Tuesday, September 11, 2007

The Wonders of the World: An Interview with Mary Beard (pt. 1)

clipped from bldgblog.blogspot.com
The Wonders of the World: An Interview with Mary Beard (pt. 1)

Mary Beard is a Professor of Classics at Cambridge University, where she is a fellow of Newnham College. She also writes a blog for the Times, called A Don's Life, and she is the editor of an excellent new series of books, The Wonders of the World.
The latter is "a small series of books that will focus on some of the world's most famous sites or monuments." It is published by Profile in the UK, and by Harvard University Press in North America.












A few notable titles in that series include Mary Beard's own book about The Parthenon; her collaboration with Keith Hopkins for The Colosseum; Cathy Gere's extraordinary look at The Tomb of Agamemnon (previously discussed on BLDGBLOG here); and many others

In the following two-part interview, Mary Beard talks to BLDGBLOG about the Wonders of the World series, including how and why the particular buildings and monuments have been chosen.

BLDGBLOG: To start with, what are the basic editorial intentions behind the Wonders of the World series? For instance, who are the books for?

Mary Beard: You sometimes wonder whether you reinvent your editorial intentions as you go along! But I suppose there are three intentions. The first is that I want these books to open up culture and history, as well as dissent about culture and history, through the contested life stories of individual monuments and wonders – real or imaginary. I think it's about using a single object – a single monument, a single wonder – as a kind of window onto not just culture and history but also the controversies of culture and history. That's number one.

Number two – and these are not meant to be hierarchical – is quite a simple one, and it's to show that bricks and mortar, or concrete and marble, are always more than that.
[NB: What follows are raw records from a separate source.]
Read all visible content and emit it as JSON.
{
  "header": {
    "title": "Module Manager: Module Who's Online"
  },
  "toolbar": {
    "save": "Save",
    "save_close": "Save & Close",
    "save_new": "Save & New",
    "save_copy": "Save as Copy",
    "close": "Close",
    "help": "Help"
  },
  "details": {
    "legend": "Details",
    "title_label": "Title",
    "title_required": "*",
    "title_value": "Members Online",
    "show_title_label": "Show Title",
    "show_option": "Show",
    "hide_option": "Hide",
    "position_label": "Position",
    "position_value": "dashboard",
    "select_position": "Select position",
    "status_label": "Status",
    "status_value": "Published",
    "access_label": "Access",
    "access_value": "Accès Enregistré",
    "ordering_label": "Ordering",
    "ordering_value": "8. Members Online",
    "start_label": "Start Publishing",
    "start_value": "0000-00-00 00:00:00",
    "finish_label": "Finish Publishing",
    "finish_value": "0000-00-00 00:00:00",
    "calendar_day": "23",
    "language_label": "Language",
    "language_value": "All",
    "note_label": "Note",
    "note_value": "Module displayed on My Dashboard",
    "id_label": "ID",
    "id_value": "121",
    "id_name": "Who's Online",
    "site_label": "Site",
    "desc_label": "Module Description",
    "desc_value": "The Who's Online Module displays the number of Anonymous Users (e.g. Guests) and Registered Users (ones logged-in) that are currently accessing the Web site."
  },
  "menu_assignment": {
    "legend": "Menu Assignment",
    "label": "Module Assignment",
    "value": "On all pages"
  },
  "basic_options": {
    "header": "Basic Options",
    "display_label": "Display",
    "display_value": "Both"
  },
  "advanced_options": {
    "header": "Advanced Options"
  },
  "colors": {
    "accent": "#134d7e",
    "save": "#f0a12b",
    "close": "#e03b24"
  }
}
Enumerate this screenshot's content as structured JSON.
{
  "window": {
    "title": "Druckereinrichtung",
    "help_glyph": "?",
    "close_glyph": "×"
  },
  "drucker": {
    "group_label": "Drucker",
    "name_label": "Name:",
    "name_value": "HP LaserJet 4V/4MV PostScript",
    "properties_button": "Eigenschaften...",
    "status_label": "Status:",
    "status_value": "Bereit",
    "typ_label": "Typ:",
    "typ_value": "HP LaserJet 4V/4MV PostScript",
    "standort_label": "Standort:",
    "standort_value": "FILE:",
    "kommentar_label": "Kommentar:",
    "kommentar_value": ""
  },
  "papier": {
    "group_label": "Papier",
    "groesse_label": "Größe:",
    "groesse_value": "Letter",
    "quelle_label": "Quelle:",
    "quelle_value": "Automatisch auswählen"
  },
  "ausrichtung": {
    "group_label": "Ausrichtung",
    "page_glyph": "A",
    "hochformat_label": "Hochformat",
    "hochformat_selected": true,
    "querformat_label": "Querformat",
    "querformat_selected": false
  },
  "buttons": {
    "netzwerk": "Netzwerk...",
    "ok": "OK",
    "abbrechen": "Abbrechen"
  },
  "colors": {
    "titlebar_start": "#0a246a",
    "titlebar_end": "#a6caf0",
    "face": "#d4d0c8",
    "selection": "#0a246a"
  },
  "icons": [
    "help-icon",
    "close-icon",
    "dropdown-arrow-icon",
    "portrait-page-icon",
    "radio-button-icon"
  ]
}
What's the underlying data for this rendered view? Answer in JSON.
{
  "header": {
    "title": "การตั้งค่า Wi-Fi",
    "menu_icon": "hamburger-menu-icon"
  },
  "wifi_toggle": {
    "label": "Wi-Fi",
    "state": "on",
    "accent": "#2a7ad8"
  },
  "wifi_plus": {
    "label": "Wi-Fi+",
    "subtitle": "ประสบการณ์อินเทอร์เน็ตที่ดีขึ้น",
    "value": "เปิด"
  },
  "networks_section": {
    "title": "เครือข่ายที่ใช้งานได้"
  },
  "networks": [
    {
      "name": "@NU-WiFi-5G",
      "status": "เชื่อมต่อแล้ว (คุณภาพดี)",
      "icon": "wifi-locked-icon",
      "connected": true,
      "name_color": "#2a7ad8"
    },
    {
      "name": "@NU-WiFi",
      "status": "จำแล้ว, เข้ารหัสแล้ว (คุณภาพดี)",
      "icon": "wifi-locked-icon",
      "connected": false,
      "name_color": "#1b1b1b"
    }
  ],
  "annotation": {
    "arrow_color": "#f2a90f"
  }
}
A great building is always more than the sum of its parts: it's about mythology; it's about argument; it's about cultural re-use and re-presentation.

And I think the third intention is that you want to help people to enjoy looking at monuments, and at the complexity of monuments – and to see that the complexity and the arguments are what's fun about this. Sometimes, when people write for what they think of as a popular market, they think that they should make it simple, whereas I think that what you should be doing is helping people to enjoy how complicated it all really is.

Of course, some of these buildings work better for one of those functions rather than others – but that's the overall theme.